Zahlreiche fossile Funde im Großen Afrikanischen Grabenbruch legen den Schluss nahe, dass maßgebliche Prozesse der Menschwerdung sich im ostafrikanischen Raum abgespielt haben. So gilt für viele Anthropologen das Gebiet von Uganda und den Nachbarstaaten als die „Wiege der Menschheit“.

Man nimmt an, dass Uganda einst einen geschlossenen Regenwaldbewuchs aufwies, der von Pygmäenstämmen besiedelt war, die als Jäger und Sammler ihr Auskommen fanden. Vor etwa 2000 Jahren wurden diese Stämme durch die Einwanderung von kuschitische Sprachen sprechenden Hirtenvölkern im Norden und schließlich von Ackerbau betreibenden Bantuvölkern immer weiter zurückgedrängt. Etwa um 100 n. Chr. soll es zu einer erneuten Einwanderung von Hirtenvölkern im Westen Ugandas gekommen sein.

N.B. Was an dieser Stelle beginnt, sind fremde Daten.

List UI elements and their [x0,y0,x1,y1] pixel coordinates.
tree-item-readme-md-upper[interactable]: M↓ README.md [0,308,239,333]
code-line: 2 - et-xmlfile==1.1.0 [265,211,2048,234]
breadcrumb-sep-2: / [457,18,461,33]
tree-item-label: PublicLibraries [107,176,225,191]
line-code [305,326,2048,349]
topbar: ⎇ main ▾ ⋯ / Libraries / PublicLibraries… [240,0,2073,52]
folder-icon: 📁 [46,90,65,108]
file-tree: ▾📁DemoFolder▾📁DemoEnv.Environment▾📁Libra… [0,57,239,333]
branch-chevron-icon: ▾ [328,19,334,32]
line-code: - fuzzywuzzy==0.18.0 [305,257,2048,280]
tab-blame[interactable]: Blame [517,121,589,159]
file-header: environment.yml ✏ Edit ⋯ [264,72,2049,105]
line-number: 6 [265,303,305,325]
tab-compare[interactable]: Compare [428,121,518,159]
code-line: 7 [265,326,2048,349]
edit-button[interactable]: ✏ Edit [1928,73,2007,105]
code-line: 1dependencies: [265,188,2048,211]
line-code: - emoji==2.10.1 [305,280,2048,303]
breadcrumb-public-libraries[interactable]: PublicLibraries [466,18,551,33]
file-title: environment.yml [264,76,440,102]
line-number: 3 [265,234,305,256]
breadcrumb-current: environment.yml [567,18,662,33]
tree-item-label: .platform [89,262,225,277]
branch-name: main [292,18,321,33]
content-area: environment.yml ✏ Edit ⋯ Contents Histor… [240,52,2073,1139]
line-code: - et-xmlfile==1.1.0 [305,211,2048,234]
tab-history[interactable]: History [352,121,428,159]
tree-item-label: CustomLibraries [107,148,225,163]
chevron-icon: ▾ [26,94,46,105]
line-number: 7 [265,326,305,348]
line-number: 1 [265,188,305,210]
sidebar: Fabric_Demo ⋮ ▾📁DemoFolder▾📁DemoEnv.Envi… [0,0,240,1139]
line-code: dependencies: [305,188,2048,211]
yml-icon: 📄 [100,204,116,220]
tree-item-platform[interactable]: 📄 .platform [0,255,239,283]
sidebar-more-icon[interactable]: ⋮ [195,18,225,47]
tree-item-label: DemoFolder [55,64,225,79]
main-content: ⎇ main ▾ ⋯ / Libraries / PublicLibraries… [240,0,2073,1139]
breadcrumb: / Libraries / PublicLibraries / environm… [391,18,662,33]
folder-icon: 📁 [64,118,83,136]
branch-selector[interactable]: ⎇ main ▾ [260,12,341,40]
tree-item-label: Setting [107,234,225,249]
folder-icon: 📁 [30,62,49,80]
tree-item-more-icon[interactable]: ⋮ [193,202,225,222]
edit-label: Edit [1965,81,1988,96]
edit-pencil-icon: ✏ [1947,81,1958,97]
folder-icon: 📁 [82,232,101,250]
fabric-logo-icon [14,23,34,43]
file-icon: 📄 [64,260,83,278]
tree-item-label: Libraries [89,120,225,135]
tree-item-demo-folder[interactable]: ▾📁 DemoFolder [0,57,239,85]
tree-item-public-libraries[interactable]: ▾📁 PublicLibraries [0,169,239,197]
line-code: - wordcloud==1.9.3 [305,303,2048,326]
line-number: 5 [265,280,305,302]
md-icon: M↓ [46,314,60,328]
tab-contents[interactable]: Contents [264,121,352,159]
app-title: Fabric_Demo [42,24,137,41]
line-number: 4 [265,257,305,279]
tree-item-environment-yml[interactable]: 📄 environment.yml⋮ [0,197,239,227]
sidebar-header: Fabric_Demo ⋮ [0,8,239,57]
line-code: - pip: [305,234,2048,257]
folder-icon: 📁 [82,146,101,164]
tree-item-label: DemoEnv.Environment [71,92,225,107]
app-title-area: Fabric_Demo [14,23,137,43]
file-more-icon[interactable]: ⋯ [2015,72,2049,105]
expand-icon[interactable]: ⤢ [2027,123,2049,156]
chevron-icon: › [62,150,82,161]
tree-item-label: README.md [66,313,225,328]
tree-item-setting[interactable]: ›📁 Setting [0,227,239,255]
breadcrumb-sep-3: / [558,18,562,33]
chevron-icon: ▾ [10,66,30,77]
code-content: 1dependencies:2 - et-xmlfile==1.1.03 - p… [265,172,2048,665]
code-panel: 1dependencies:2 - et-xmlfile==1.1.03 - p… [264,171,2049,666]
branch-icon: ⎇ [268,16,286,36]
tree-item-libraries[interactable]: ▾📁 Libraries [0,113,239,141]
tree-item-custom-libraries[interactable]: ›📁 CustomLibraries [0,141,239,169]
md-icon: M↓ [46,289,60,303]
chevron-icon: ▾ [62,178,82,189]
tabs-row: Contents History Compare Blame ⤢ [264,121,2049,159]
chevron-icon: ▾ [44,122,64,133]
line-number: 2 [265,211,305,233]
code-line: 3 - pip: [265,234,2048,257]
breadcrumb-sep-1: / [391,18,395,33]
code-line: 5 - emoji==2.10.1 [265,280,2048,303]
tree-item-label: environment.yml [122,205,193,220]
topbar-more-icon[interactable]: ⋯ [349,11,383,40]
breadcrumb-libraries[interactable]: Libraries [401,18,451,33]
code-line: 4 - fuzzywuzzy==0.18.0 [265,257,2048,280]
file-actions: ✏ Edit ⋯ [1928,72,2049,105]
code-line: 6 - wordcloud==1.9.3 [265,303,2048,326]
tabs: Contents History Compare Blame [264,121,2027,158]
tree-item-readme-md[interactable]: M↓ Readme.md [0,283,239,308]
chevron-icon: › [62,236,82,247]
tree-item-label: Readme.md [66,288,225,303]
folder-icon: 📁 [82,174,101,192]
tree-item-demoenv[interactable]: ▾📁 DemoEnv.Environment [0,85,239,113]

Es entwickelten sich Gesellschaften, die sich auf den Stamm als wichtigstes Element stützten.

Ab dem 9. Jahrhundert bildeten sich umfassendere Bantu-Gemeinwesen heraus. Später hinzukommende Hima übernahmen die Führung dieser Gemeinwesen und bauten auf ihnen auf. Da die Bevölkerungsgruppen divers und sehr mobil sowie kulturell relativ flexibel waren, setzte im Laufe der Zeit eine Überlagerung und gegenseitige Ergänzung von ackerbauender Bantukultur und viehzüchtender Himakultur ein.